Unable to visit restaurants for large periods over the past year, consumers have spent 26% less in restaurants during the pandemic compared to the year before.

However, restaurants moving to online orders meant that during the pandemic, 26% of all restaurant transactions have been online, compared to just 9% before.

The Eat Out to Help Out scheme provided a boost to restaurants, which had seen spending fall 76% in the first week of lockdown compared to the same week in 2019.

By the last week in August, restaurant spend was up a third on the same week in 2019, and it was also this week which saw the most amount spent at restaurants in 2020.

Workers cut commuting costs

Unsurprisingly, with most workers working from home for some or all of the past year, spending on commuting has fallen.

By the week ending 12 April 2020, spending on the commute was 89% down on the same week in 2019.

Overall, commute spending is almost two thirds down (59%) compared to the year before the pandemic.

Gabby Collins, head of payments at Lloyds Bank, said: “The pandemic has fundamentally changed where and how we have spent our money over the last 12 months.

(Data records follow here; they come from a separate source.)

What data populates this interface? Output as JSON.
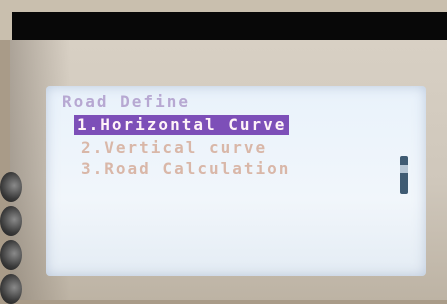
{
  "screen": {
    "title": "Road Define",
    "menu_items": [
      {
        "label": "1.Horizontal Curve",
        "selected": true
      },
      {
        "label": "2.Vertical curve",
        "selected": false
      },
      {
        "label": "3.Road Calculation",
        "selected": false
      }
    ]
  },
  "colors": {
    "highlight": "#7d4fb8",
    "screen_bg": "#eef4fa",
    "text": "#d9b7a8"
  }
}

“One of the most visible effects of non-essential shops, pubs and restaurants being closed is the huge shift to online. Businesses have adapted to meet consumer demand, meaning over half of all spending is now online, up from just 38% in the months before. When we have shopped in store, it’s been 1km closer to home in a boost to local high streets.

“Looking ahead, as the vaccine continues to be rolled out across the UK, those businesses who have welcomed few, if any, visitors will be willing a smooth opening by June. We know that demand is there; spending on holidays alone spiked 109% on the announcement of the government’s roadmap out of lockdown.

“We’ll have to see whether online spending behaviours set in once people are given the opportunity to visit their favourite places again. We think we could see a spending spree, when people are reunited with friends and family.”